And here is a play on Edward Thomas’s haunting poem, “Adelstrop,” so utterly memorable for its pastoral invocation and the name of the railway siding. This poem deals with the kind of persistent announcements in railway stations that would have been so unnecessary in Thomas’s day: “If you see anything that does not look right, report it.” We know what they mean, but do they really mean this? The poem begins on a note of sympathy for those modern Dantean wraiths, commuters.
adelstrop revisited
Familiar enough to each other,
After years of silent journeys
Unaware, though, of who exactly
Is who, or what brings each
To this daily shared procession,
They hear but do not hear
The official voice announces:
Should you see anything
That does not look right,
Report it.

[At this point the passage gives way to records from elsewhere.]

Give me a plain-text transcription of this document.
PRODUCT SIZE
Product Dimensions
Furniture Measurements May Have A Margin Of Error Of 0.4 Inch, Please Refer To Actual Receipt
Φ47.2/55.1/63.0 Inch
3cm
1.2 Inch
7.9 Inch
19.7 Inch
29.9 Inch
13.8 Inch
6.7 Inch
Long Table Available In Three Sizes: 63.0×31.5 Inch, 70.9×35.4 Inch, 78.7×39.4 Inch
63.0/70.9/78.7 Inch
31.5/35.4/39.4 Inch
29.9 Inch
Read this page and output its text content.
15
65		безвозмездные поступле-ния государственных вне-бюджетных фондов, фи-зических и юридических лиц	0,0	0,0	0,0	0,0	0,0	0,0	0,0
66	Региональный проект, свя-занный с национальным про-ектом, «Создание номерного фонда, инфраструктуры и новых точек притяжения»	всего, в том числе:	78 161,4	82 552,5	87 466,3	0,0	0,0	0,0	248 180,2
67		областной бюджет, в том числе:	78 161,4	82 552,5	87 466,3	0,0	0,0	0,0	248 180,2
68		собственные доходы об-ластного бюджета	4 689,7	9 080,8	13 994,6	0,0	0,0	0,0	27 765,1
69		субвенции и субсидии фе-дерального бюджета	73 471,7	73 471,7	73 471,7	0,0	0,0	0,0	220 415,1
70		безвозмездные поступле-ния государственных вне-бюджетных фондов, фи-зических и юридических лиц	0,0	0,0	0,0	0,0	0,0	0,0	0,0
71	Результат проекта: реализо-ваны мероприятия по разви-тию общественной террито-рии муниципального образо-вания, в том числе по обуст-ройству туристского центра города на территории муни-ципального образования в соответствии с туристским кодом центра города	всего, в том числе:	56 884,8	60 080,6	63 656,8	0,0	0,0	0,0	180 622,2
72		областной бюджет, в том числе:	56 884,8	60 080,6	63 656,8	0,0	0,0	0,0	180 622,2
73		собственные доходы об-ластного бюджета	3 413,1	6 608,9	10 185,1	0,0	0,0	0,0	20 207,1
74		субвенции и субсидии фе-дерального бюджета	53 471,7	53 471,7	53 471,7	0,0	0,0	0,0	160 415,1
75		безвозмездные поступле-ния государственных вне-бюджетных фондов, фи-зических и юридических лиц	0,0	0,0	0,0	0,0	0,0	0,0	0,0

No one does,
And yet everything, to my eye,
Looks wrong, and therefore is not right;
It is not right that people
Should be indifferent
To one another; should not know
Who the other is, nor care, it seems;
It is not right that so many lives
Should pass in this way, bound
To a Sisyphean schedule
Of never-ending travel;
It is not right, it seems,
That there should not be time
To look at the sky, to stop
And walk slowly and breathe
The morning air before
Staleness sets in. None of that
Looks right; I report it,
And wait for a response,
And wait, and all the birds
Of Oxfordshire return and briefly sing.